Five Ways Fear Holds Your Great Work Hostage
Fear doesn’t just show up when you are in danger.
It is also there when you are on the edge of something thrilling, like writing your book, finally starting ayour business, joining a movement, or creating art that matters.
The trouble is, fear sounds so reasonable that it can keep you circling your Great Work for years without you realizing that you’re holding your own Great Work hostage.
Below are five of its favorite tricks, and what to do instead.

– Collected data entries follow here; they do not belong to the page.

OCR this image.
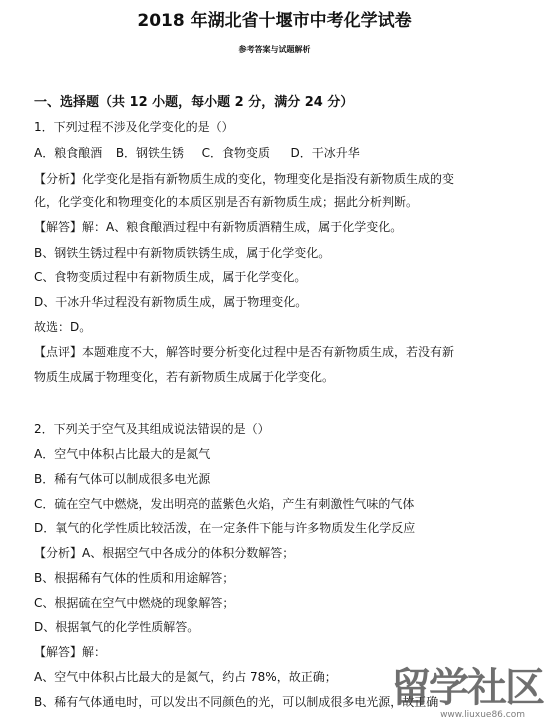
2018 年湖北省十堰市中考化学试卷
参考答案与试题解析
一、选择题（共 12 小题，每小题 2 分，满分 24 分）
1．下列过程不涉及化学变化的是（）
A．粮食酿酒 B．钢铁生锈 C．食物变质 D．干冰升华
【分析】化学变化是指有新物质生成的变化，物理变化是指没有新物质生成的变
化，化学变化和物理变化的本质区别是否有新物质生成；据此分析判断。
【解答】解：A、粮食酿酒过程中有新物质酒精生成，属于化学变化。
B、钢铁生锈过程中有新物质铁锈生成，属于化学变化。
C、食物变质过程中有新物质生成，属于化学变化。
D、干冰升华过程没有新物质生成，属于物理变化。
故选：D。
【点评】本题难度不大，解答时要分析变化过程中是否有新物质生成，若没有新
物质生成属于物理变化，若有新物质生成属于化学变化。
2．下列关于空气及其组成说法错误的是（）
A．空气中体积占比最大的是氮气
B．稀有气体可以制成很多电光源
C．硫在空气中燃烧，发出明亮的蓝紫色火焰，产生有刺激性气味的气体
D．氧气的化学性质比较活泼，在一定条件下能与许多物质发生化学反应
【分析】A、根据空气中各成分的体积分数解答；
B、根据稀有气体的性质和用途解答；
C、根据硫在空气中燃烧的现象解答；
D、根据氧气的化学性质解答。
【解答】解：
A、空气中体积占比最大的是氮气，约占 78%，故正确；
B、稀有气体通电时，可以发出不同颜色的光，可以制成很多电光源，故正确
留学社区
www.liuxue86.com
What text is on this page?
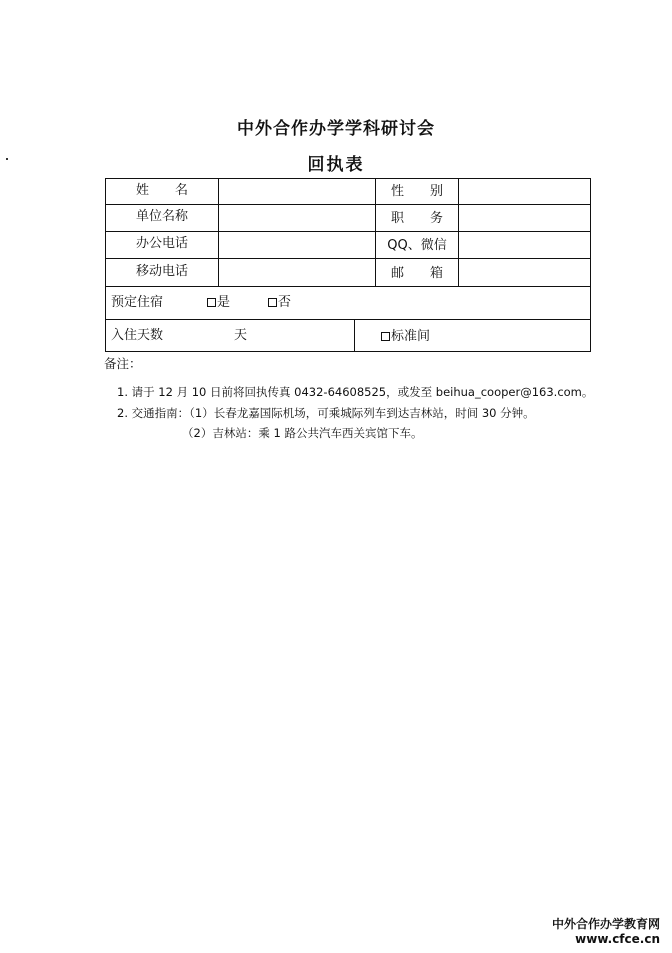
中外合作办学学科研讨会
回执表
姓　　名	性　　别
单位名称	职　　务
办公电话	QQ、微信
移动电话	邮　　箱
预定住宿	是	否
入住天数	天	标准间
备注：
1. 请于 12 月 10 日前将回执传真 0432-64608525，或发至 beihua_cooper@163.com。
2. 交通指南：（1）长春龙嘉国际机场，可乘城际列车到达吉林站，时间 30 分钟。
（2）吉林站：乘 1 路公共汽车西关宾馆下车。
中外合作办学教育网
www.cfce.cn
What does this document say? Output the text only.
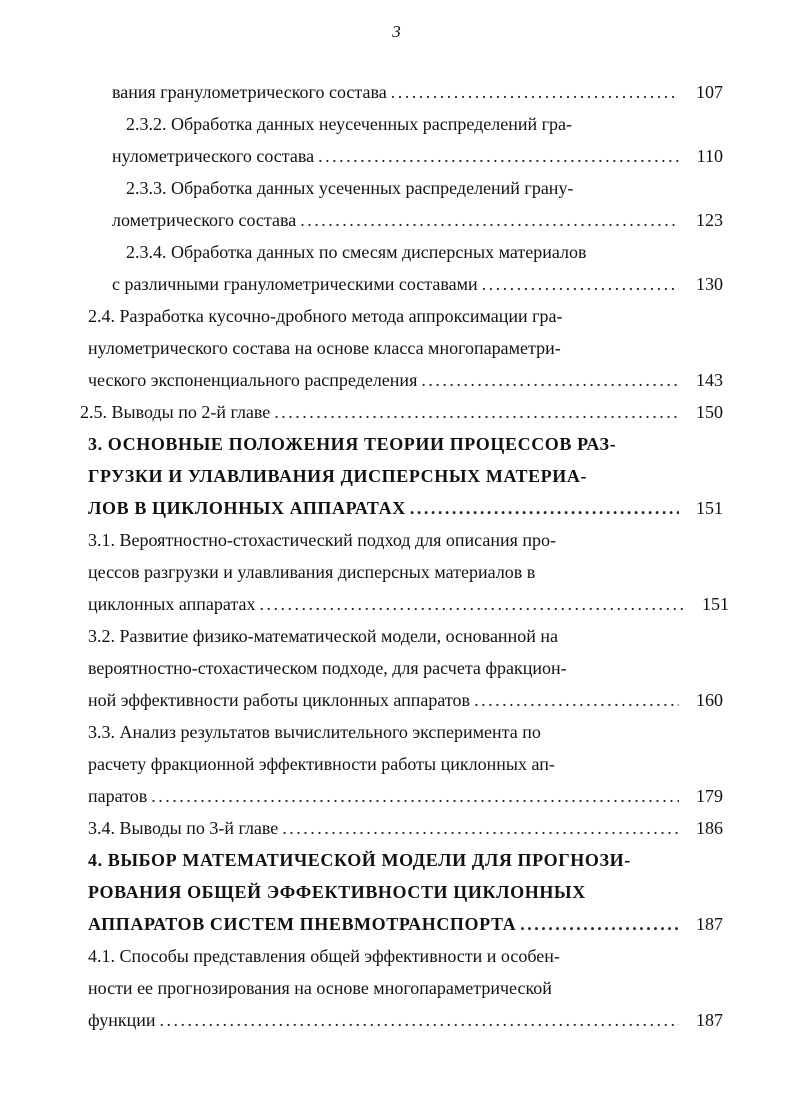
3
вания гранулометрического состава . . .	107
2.3.2. Обработка данных неусеченных распределений гра-
нулометрического состава . . .	110
2.3.3. Обработка данных усеченных распределений грану-
лометрического состава . . .	123
2.3.4. Обработка данных по смесям дисперсных материалов
с различными гранулометрическими составами . . .	130
2.4. Разработка кусочно-дробного метода аппроксимации гра-
нулометрического состава на основе класса многопараметри-
ческого экспоненциального распределения . . .	143
2.5. Выводы по 2-й главе . . .	150
3. ОСНОВНЫЕ ПОЛОЖЕНИЯ ТЕОРИИ ПРОЦЕССОВ РАЗ-
ГРУЗКИ И УЛАВЛИВАНИЯ ДИСПЕРСНЫХ МАТЕРИА-
ЛОВ В ЦИКЛОННЫХ АППАРАТАХ . . .	151
3.1. Вероятностно-стохастический подход для описания про-
цессов разгрузки и улавливания дисперсных материалов в
циклонных аппаратах . . .	151
3.2. Развитие физико-математической модели, основанной на
вероятностно-стохастическом подходе, для расчета фракцион-
ной эффективности работы циклонных аппаратов . . .	160
3.3. Анализ результатов вычислительного эксперимента по
расчету фракционной эффективности работы циклонных ап-
паратов . . .	179
3.4. Выводы по 3-й главе . . .	186
4. ВЫБОР МАТЕМАТИЧЕСКОЙ МОДЕЛИ ДЛЯ ПРОГНОЗИ-
РОВАНИЯ ОБЩЕЙ ЭФФЕКТИВНОСТИ ЦИКЛОННЫХ
АППАРАТОВ СИСТЕМ ПНЕВМОТРАНСПОРТА . . .	187
4.1. Способы представления общей эффективности и особен-
ности ее прогнозирования на основе многопараметрической
функции . . .	187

1. Fear Pretends to Be Practical
It starts as sensible advice.
🤔 “I should get more training first.”
🤔 “I’ll start when things calm down.”
🤔 “I don’t want to rush it.”
All of these sound mature and responsible.
But under the surface, fear is whispering, What if I can’t do it?
Inconvenient truth: Readiness is an illusion.
It is not something you earn/achieve before you begin; it is something you create through action.
Every hour spent waiting for confidence strengthens the illusion that certainty will one day arrive. It never does.
Fear wants you to prepare forever. Great Work wants you to begin.
2. Fear Masquerades as Perfectionism
When the work is finally underway, fear changes tactics.
Suddenly, the font matters. The plan must be airtight. The timing has to be perfect.
It feels like excellence, but it is actually self-protection.
Defensive failure (failure created by NOT doing something—procrastination, over-preparing, and endless editing all qualify) keeps you safe from the discomfort of learning in public.
The only thing that dissolves fear is evidence, and evidence comes from doing (and sharing!) the work.
Imperfect action gives you feedback. Endless polishing gives you nothing but delay.
3. Fear Rushes You Toward Reassurance
Think of that classic scary-movie moment when a terrified character makes every wrong move.
They hear a strange noise, grab a flickering flashlight, and rush headlong into the basement. They panic, slam doors, and draw the danger closer.
That is a fear loop, and it can show up when your Great Work starts to matter too much."
You want proof that you “have what it takes,” so you hurry to finish, submit before it’s ready, and rush to get the reassurance you need to feel comfortable.
But rushing is fear in disguise. It drives you straight toward the very outcome you are trying to avoid. (👈 This is an inconvenient truth I’ve learned again and again)
The real move is to slow down and let the work unfold.
(Do you notice how 2 and 3 seem to contradict each other? That’s what Great Work looks like. But don’t worry, I can help you figure out how to navigate it.
4. Fear Keeps You Isolated
Fear loves to convince you that you are the only one who feels unqualified.
Everyone else seems confident, so you double down on doing it alone.
But Great Work was never meant to be a solo act.
It grows faster and feels lighter with community, accountability, and help.
Community, Accountability, and Coaching help you see what fear hides from view: that you are already capable, already enough, already in motion.
5. Fear Hides Behind Logic, But the Only Way Out Is Through
Fear sounds calm, logical, even kind.
It tells you to be cautious, to think it through, to wait for the right time.
But the right time never comes. Fear cannot be out-planned or out-waited.
It only loses power through movement.
Courage is not the absence of fear. It is the willingness to keep going alongside it.
That is the moment your Great Work stops being an idea and becomes real.
How I Broke the Fear Loop For Myself
When I first tried to write a book, I was twenty-five. (note: that was a LONG time ago).
For 20 years, though, every time I thought to sit down and write, something else became urgent: family obligations, launching a new product, changing jobs… anything but the page.
Some of those things were urgent, and some of them weren't.
Some of these U-turns were me avoiding the terrifying reckoning I worried could be waiting for me: What if I can’t have the dream I’ve always wanted??
Eventually, I realized I would never feel ready.
So I wrote Great Work anyway, right beside the voice whispering, “This could be a disaster.”
And maybe it was, at first.
But at the beginning, showing up mattered more than getting it right.
That is how Great Work begins, not when you silence fear but when you stop letting it run the show.
Reclaiming Your Great Work
Fear is not your enemy; it is a compass pointing to what matters most.
If your Great Work scares you, that is the signal you are on the right track.
Wondering whether you have what it takes to do Great Work?
Well, are you willing to:
👉 Start before you feel ready.
👉 Ask for help.
👉 Keep going when it gets complicated?
Yes? Congratulations!
That’s what it takes to do Great Work.